L'Agence mondiale antidopage n'interviendra probablement pas. Elle n'existait même pas au moment où Armstrong a fait l'objet des contrôles positifs cités par L'Équipe. « Je ne crois pas qu'on puisse faire quelque chose », a dit hier le président de l'AMA, le Montréalais Dick Pound. Créée en 2000, l'Agence antidopage américaine (VSADA), qui a refusé hier de faire le moindre commentaire, est dans la même situation.

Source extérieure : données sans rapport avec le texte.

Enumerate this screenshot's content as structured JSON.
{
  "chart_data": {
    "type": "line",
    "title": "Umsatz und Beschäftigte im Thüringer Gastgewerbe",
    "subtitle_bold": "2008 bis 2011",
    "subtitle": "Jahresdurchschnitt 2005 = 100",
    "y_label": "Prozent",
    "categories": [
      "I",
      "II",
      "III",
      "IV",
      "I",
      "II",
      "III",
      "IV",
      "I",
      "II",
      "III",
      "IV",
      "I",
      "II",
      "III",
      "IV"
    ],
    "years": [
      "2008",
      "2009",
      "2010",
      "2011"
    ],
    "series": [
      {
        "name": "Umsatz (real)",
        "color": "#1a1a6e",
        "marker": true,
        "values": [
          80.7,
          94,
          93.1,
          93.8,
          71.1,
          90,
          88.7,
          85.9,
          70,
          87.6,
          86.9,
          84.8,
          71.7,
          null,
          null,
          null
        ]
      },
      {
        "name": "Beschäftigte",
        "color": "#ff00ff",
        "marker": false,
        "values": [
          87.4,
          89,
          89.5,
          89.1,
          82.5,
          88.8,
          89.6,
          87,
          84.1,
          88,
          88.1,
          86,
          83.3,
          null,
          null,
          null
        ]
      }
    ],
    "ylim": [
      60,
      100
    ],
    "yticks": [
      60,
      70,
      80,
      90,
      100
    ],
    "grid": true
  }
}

Selon M. Pound, les révélations du quotidien français auront néanmoins un effet positif, si elles s'avèrent crédibles. « Cela démontre que tôt ou tard, les tricheurs finissent toujours par être démasqués. C'est d'ailleurs pour cela que le Code mondial antidopage nous permet de reculer jusqu'à huit ans en arrière pour sanctionner un athlète coupable de dopage.»

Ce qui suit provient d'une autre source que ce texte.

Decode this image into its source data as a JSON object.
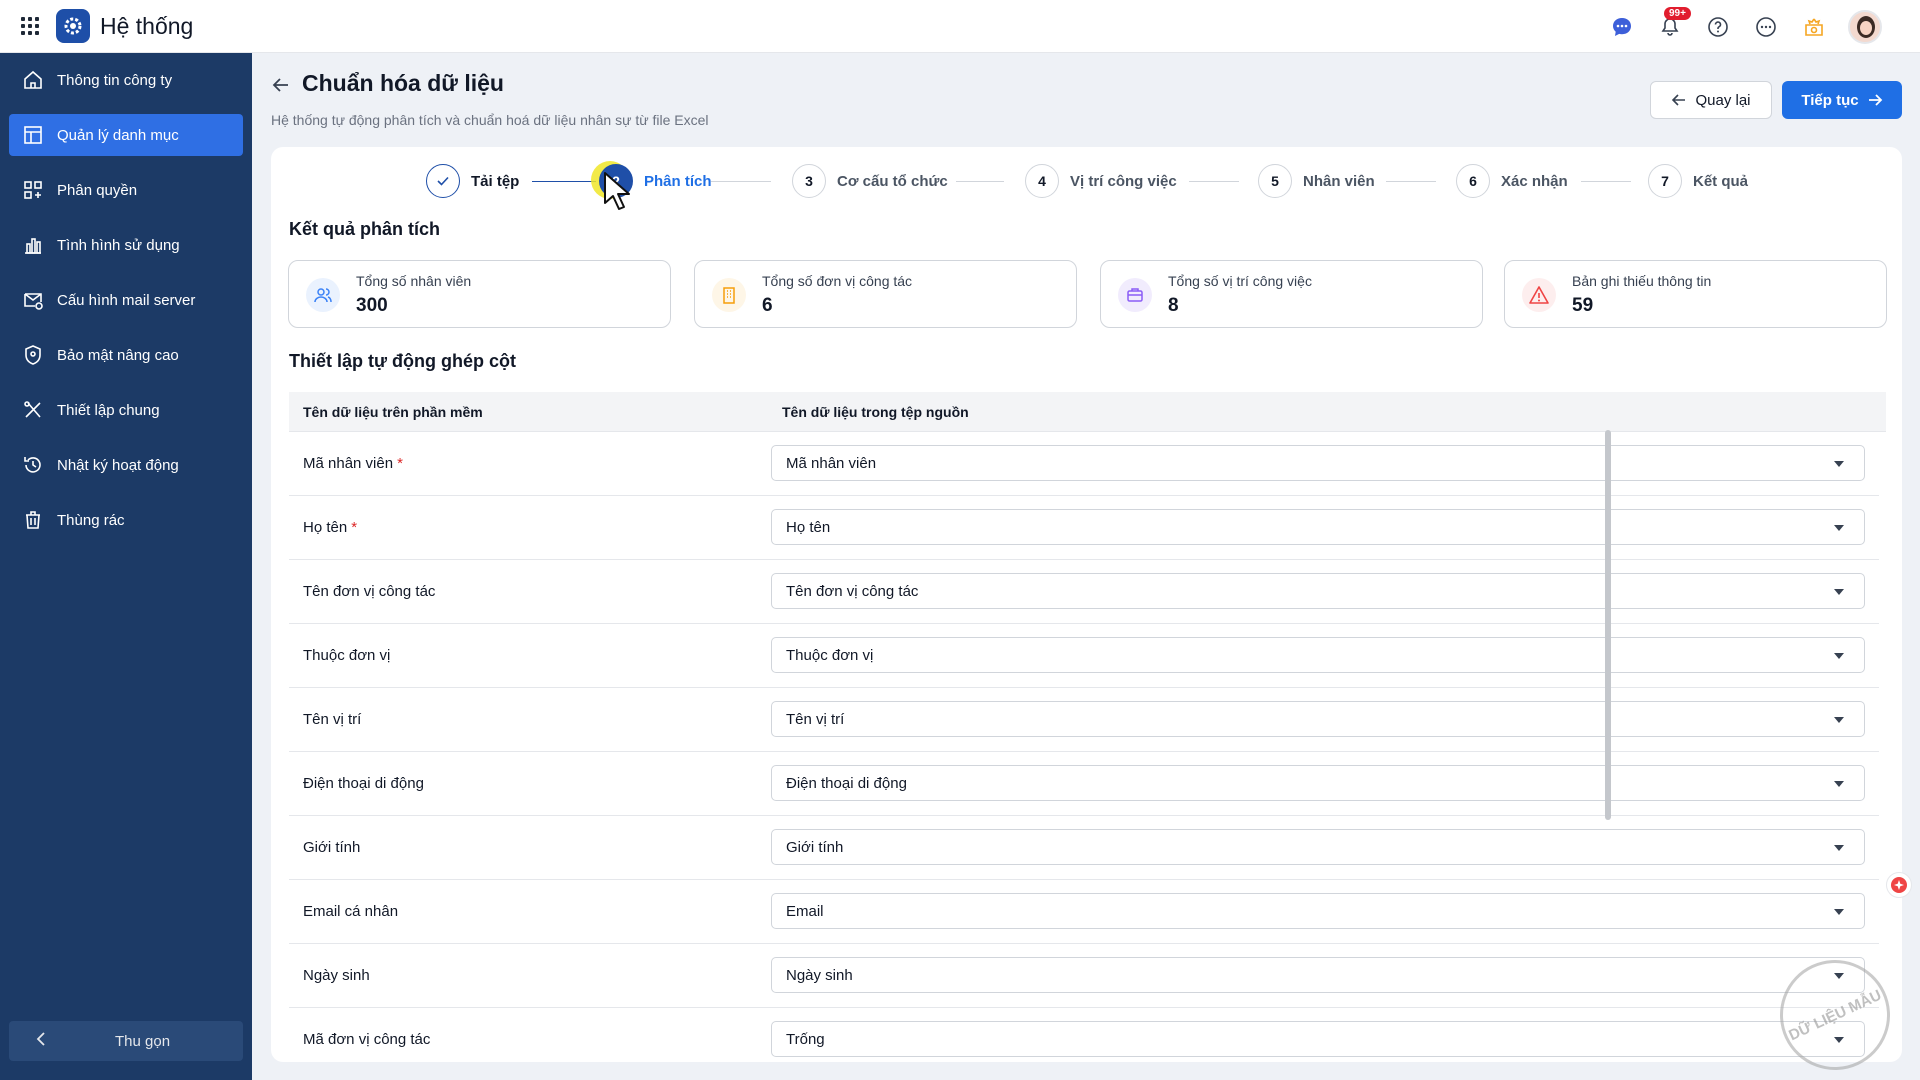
{
  "app": {
    "title": "Hệ thống"
  },
  "header": {
    "notification_badge": "99+"
  },
  "sidebar": {
    "items": [
      {
        "label": "Thông tin công ty",
        "icon": "home-icon",
        "active": false
      },
      {
        "label": "Quản lý danh mục",
        "icon": "catalog-icon",
        "active": true
      },
      {
        "label": "Phân quyền",
        "icon": "permission-icon",
        "active": false
      },
      {
        "label": "Tình hình sử dụng",
        "icon": "usage-chart-icon",
        "active": false
      },
      {
        "label": "Cấu hình mail server",
        "icon": "mail-settings-icon",
        "active": false
      },
      {
        "label": "Bảo mật nâng cao",
        "icon": "shield-icon",
        "active": false
      },
      {
        "label": "Thiết lập chung",
        "icon": "tools-icon",
        "active": false
      },
      {
        "label": "Nhật ký hoạt động",
        "icon": "history-icon",
        "active": false
      },
      {
        "label": "Thùng rác",
        "icon": "trash-icon",
        "active": false
      }
    ],
    "collapse_label": "Thu gọn"
  },
  "page": {
    "title": "Chuẩn hóa dữ liệu",
    "subtitle": "Hệ thống tự động phân tích và chuẩn hoá dữ liệu nhân sự từ file Excel",
    "back_label": "Quay lại",
    "next_label": "Tiếp tục"
  },
  "steps": [
    {
      "num": "",
      "label": "Tải tệp",
      "state": "done"
    },
    {
      "num": "2",
      "label": "Phân tích",
      "state": "current"
    },
    {
      "num": "3",
      "label": "Cơ cấu tổ chức",
      "state": "pending"
    },
    {
      "num": "4",
      "label": "Vị trí công việc",
      "state": "pending"
    },
    {
      "num": "5",
      "label": "Nhân viên",
      "state": "pending"
    },
    {
      "num": "6",
      "label": "Xác nhận",
      "state": "pending"
    },
    {
      "num": "7",
      "label": "Kết quả",
      "state": "pending"
    }
  ],
  "results": {
    "title": "Kết quả phân tích",
    "stats": [
      {
        "label": "Tổng số nhân viên",
        "value": "300",
        "icon": "users-icon",
        "color": "#3b82f6",
        "bg": "#eaf2fe"
      },
      {
        "label": "Tổng số đơn vị công tác",
        "value": "6",
        "icon": "building-icon",
        "color": "#f59e0b",
        "bg": "#fef6e7"
      },
      {
        "label": "Tổng số vị trí công việc",
        "value": "8",
        "icon": "briefcase-icon",
        "color": "#8b5cf6",
        "bg": "#f1ecfd"
      },
      {
        "label": "Bản ghi thiếu thông tin",
        "value": "59",
        "icon": "warning-icon",
        "color": "#ef4444",
        "bg": "#fdeeee"
      }
    ]
  },
  "mapping": {
    "title": "Thiết lập tự động ghép cột",
    "col_software": "Tên dữ liệu trên phần mềm",
    "col_source": "Tên dữ liệu trong tệp nguồn",
    "rows": [
      {
        "field": "Mã nhân viên",
        "required": true,
        "value": "Mã nhân viên"
      },
      {
        "field": "Họ tên",
        "required": true,
        "value": "Họ tên"
      },
      {
        "field": "Tên đơn vị công tác",
        "required": false,
        "value": "Tên đơn vị công tác"
      },
      {
        "field": "Thuộc đơn vị",
        "required": false,
        "value": "Thuộc đơn vị"
      },
      {
        "field": "Tên vị trí",
        "required": false,
        "value": "Tên vị trí"
      },
      {
        "field": "Điện thoại di động",
        "required": false,
        "value": "Điện thoại di động"
      },
      {
        "field": "Giới tính",
        "required": false,
        "value": "Giới tính"
      },
      {
        "field": "Email cá nhân",
        "required": false,
        "value": "Email"
      },
      {
        "field": "Ngày sinh",
        "required": false,
        "value": "Ngày sinh"
      },
      {
        "field": "Mã đơn vị công tác",
        "required": false,
        "value": "Trống"
      }
    ]
  },
  "watermark": "DỮ LIỆU MẪU",
  "colors": {
    "primary": "#1f6fe5",
    "sidebar": "#1c3a66",
    "sidebar_active": "#2f6fe4",
    "required": "#dc2626"
  }
}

De belles paroles. Mais ce qu'omet de dire M. Pound, c'est que l'affaire Armstrong risque aussi de miner la confiance des athlètes et des fédérations internationales envers les laboratoires accrédités par l'Agence mondiale antidopage et, par extension, de fragiliser la lutte contre le dopage. Si les règles de confidentialité de base peuvent être violées aussi facilement, pourquoi continuer à faire pipi dans la bouteille ?

EPO longue durée ?
«une dernière question, qui taraude beaucoup de monde : peut-on vraiment détecter l'EPO aussi longtemps après le fait ? Christiane Ayotte en doute. « Je suis extrêmement surprise de l'apparente stabilité de l'EPO dans des échantillons vieux de six ans. Ça ne correspond pas à notre expérience ici au laboratoire, même si on congèle également nos échantillons à -20 degrés. En général, l'EPO se dégrade avec le temps. J'ai déjà refusé de faire des contre-expertises après cinq mois seulement. »

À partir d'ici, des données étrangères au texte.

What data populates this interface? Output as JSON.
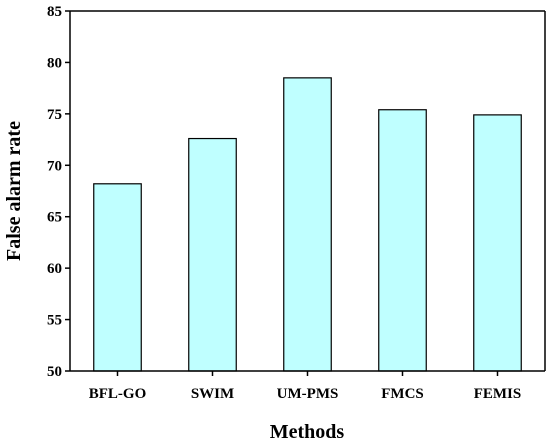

Réponse à l'Agence France-Presse du directeur du LNDD, Jacques de Ceaurriz : « De deux choses l'une : ou bien l'EPO, qui est une protéine, se dégrade au fil du temps et devient indétectable. Dans ce cas, nous avons des contrôles négatifs. Ou elle subsiste telle qu'elle est. Nous n'avons aucun doute sur la validité de nos résultats. » Il faut croire qu'ils ont été chanceux : l'urine de Lance Armstrong semble décidément bien stable.